Une hausse des impôts sur les employeurs n’est pas nécessaire car l’État bénéficie d’une manne de revenus – The Pasadena Star-News

Le gouvernement de l’État de Californie a tellement d’argent qu’il pourrait être requis par la Constitution d’accorder un remboursement aux contribuables.Il est donc quelque peu surprenant qu’un groupe de législateurs continue de faire pression pour une hausse des impôts de plusieurs milliards de dollars sur les employeurs.

Le projet de loi 71 de l’Assemblée imposerait une augmentation d’impôt de 2,4 milliards de dollars par an sur les entreprises, y compris une augmentation du taux d’imposition des sociétés qui équivaut à une hausse d’impôt de 8,6% sur les entreprises faisant des affaires dans cet État. D’autres dispositions porteraient atteinte à une loi qui empêche la Californie d’imposer les revenus gagnés par les entreprises extérieures à l’État pour des activités qui se déroulent en dehors de la Californie – une politique importante qui empêche les guerres fiscales d’éclater entre la Californie et nos partenaires commerciaux internationaux.

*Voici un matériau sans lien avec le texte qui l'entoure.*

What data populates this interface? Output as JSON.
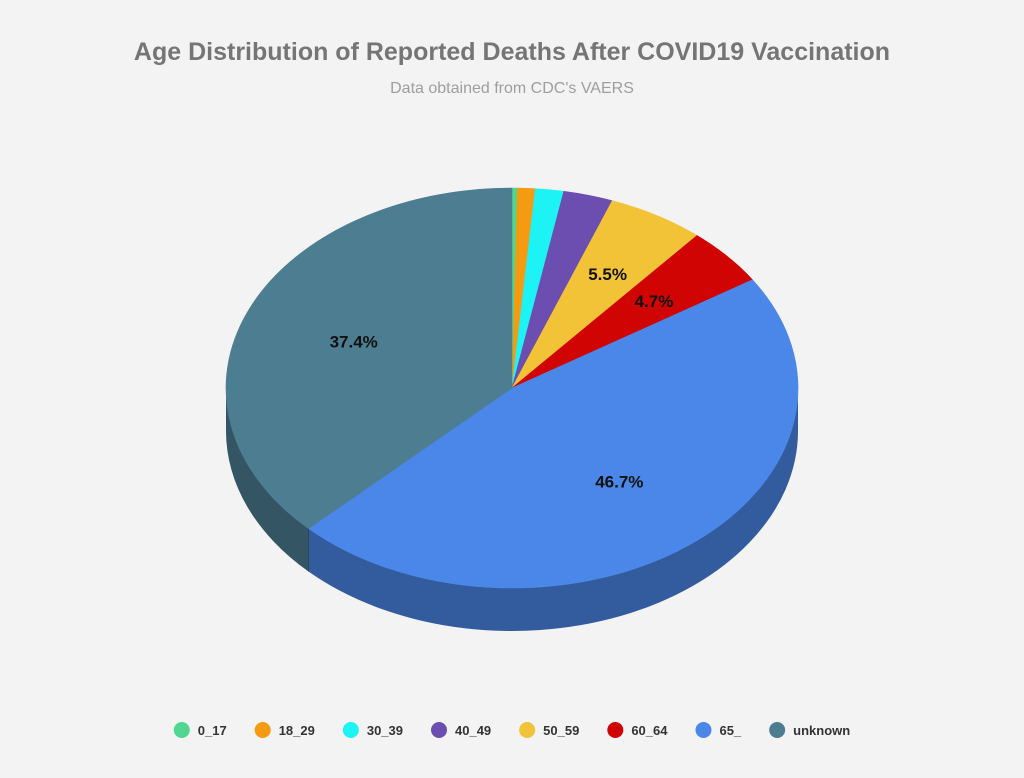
{
  "chart_data": {
    "type": "pie",
    "title": "Age Distribution of Reported Deaths After COVID19 Vaccination",
    "subtitle": "Data obtained from CDC's VAERS",
    "legend_position": "bottom",
    "three_d": true,
    "slices": [
      {
        "name": "0_17",
        "value": 0.3,
        "color": "#50d68e",
        "label": ""
      },
      {
        "name": "18_29",
        "value": 1.0,
        "color": "#f59b12",
        "label": ""
      },
      {
        "name": "30_39",
        "value": 1.6,
        "color": "#1df3f4",
        "label": ""
      },
      {
        "name": "40_49",
        "value": 2.8,
        "color": "#6c4eb0",
        "label": ""
      },
      {
        "name": "50_59",
        "value": 5.5,
        "color": "#f2c336",
        "label": "5.5%"
      },
      {
        "name": "60_64",
        "value": 4.7,
        "color": "#d10404",
        "label": "4.7%"
      },
      {
        "name": "65_",
        "value": 46.7,
        "color": "#4b87e8",
        "label": "46.7%"
      },
      {
        "name": "unknown",
        "value": 37.4,
        "color": "#4d7d91",
        "label": "37.4%"
      }
    ]
  }
}
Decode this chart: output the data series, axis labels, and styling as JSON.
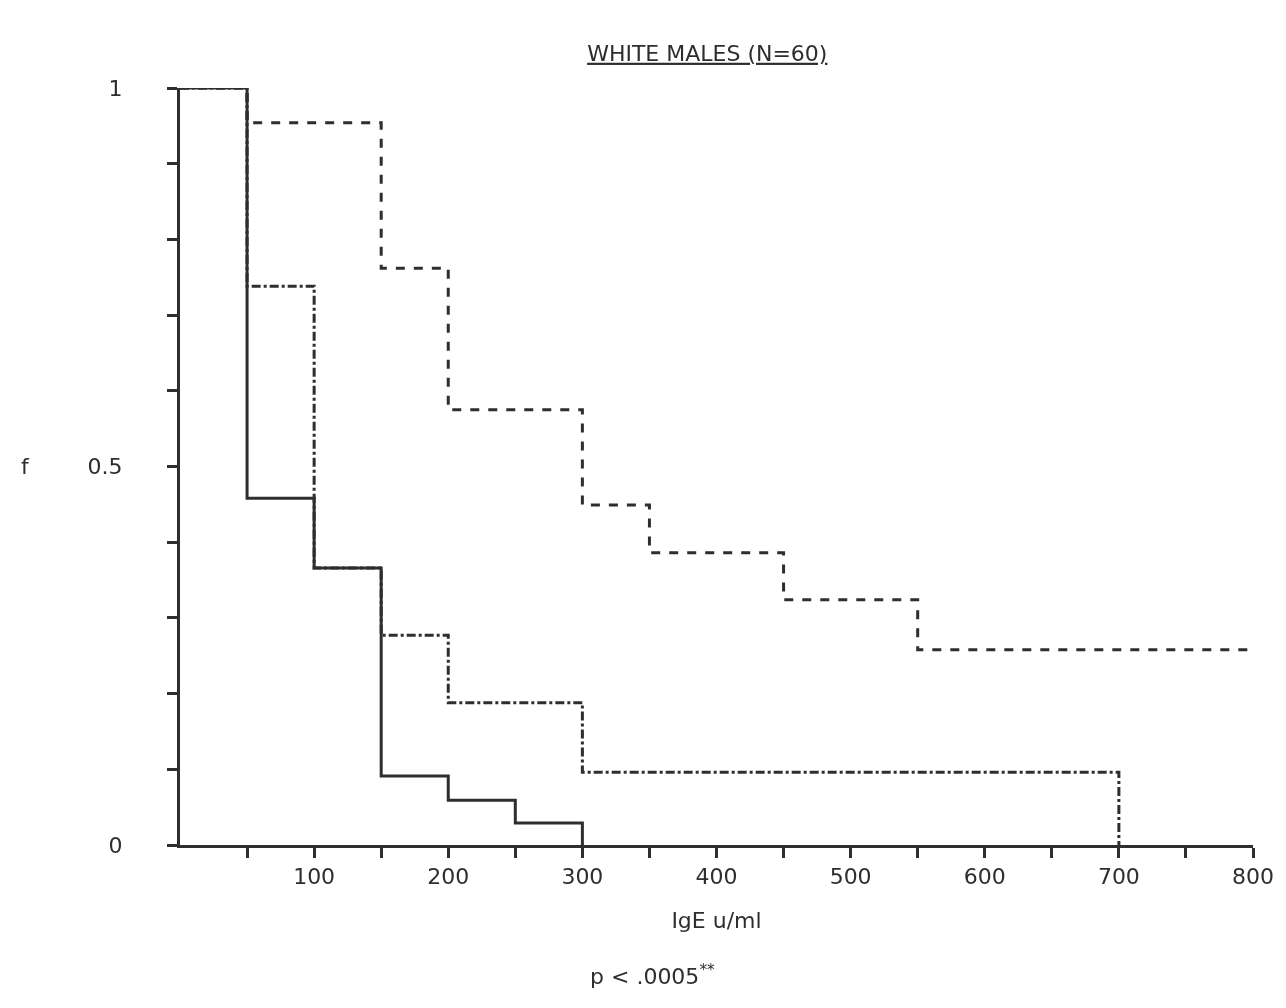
{
  "chart_data": {
    "type": "step",
    "title": "WHITE MALES (N=60)",
    "xlabel": "IgE u/ml",
    "ylabel": "f",
    "annotations": [
      "p < .0005$^{**}$"
    ],
    "series": [
      {
        "color": "#2e2e2e",
        "line_style": "solid",
        "x": [
          0,
          50,
          100,
          150,
          200,
          250,
          300,
          300
        ],
        "values": [
          1,
          0.458,
          0.366,
          0.091,
          0.059,
          0.029,
          0.029,
          0
        ]
      },
      {
        "color": "#2e2e2e",
        "line_style": "dashed",
        "x": [
          0,
          50,
          150,
          200,
          300,
          350,
          450,
          550,
          800
        ],
        "values": [
          1,
          0.954,
          0.762,
          0.575,
          0.449,
          0.386,
          0.324,
          0.258,
          0.258
        ]
      },
      {
        "color": "#2e2e2e",
        "line_style": "dashdot",
        "x": [
          0,
          50,
          100,
          150,
          200,
          300,
          700,
          700
        ],
        "values": [
          1,
          0.738,
          0.366,
          0.277,
          0.188,
          0.096,
          0.096,
          0
        ]
      }
    ],
    "xlim": [
      0,
      800
    ],
    "xticks": [
      {
        "value": 50,
        "label": null
      },
      100,
      {
        "value": 150,
        "label": null
      },
      200,
      {
        "value": 250,
        "label": null
      },
      300,
      {
        "value": 350,
        "label": null
      },
      400,
      {
        "value": 450,
        "label": null
      },
      500,
      {
        "value": 550,
        "label": null
      },
      600,
      {
        "value": 650,
        "label": null
      },
      700,
      {
        "value": 750,
        "label": null
      },
      800
    ],
    "ylim": [
      0,
      1
    ],
    "yticks": [
      0,
      {
        "value": 0.1,
        "label": null
      },
      {
        "value": 0.2,
        "label": null
      },
      {
        "value": 0.3,
        "label": null
      },
      {
        "value": 0.4,
        "label": null
      },
      0.5,
      {
        "value": 0.6,
        "label": null
      },
      {
        "value": 0.7,
        "label": null
      },
      {
        "value": 0.8,
        "label": null
      },
      {
        "value": 0.9,
        "label": null
      },
      1
    ]
  }
}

Le projet de loi comprend même une augmentation fiscale rétroactive – une augmentation qui remonterait à un événement ponctuel en 2017-2018, lorsque de nombreuses entreprises ont apporté des revenus aux États-Unis en provenance d’autres pays. Imposer les entreprises qui rapatrient des revenus placerait les entreprises basées aux États-Unis qui font des affaires en Californie dans une situation désavantageuse par rapport aux entreprises étrangères qui ne rapportent pas de revenus aux États-Unis. L’imposition rétroactive de la taxe rend la politique défectueuse encore plus dommageable.

Les recettes fiscales seraient consacrées à des programmes visant à réduire l’itinérance, mais rien ne garantit que cela ne conduirait pas simplement à un réaménagement de l’argent des contribuables déjà utilisé aux mêmes fins.

Il ne fait aucun doute que le sans-abrisme est un problème grave et complexe qui mérite des solutions réelles et globales. Mais une augmentation fiscale inutile créerait de nouveaux problèmes plutôt que des solutions.

La Californie a des réserves budgétaires de 22 milliards de dollars (dont 15,6 milliards de dollars dans le Rainy Day Fund) et une manne estimée à 15 milliards de dollars provenant de recettes fiscales plus élevées que prévu. Rien qu’en décembre, l’État a collecté 3 milliards de dollars de plus que prévu.

Compte tenu de la manne et du fait que les entreprises californiennes ont déjà été poussées au bord du gouffre par la pandémie, c’est un moment particulièrement inapproprié pour parler d’une augmentation des impôts.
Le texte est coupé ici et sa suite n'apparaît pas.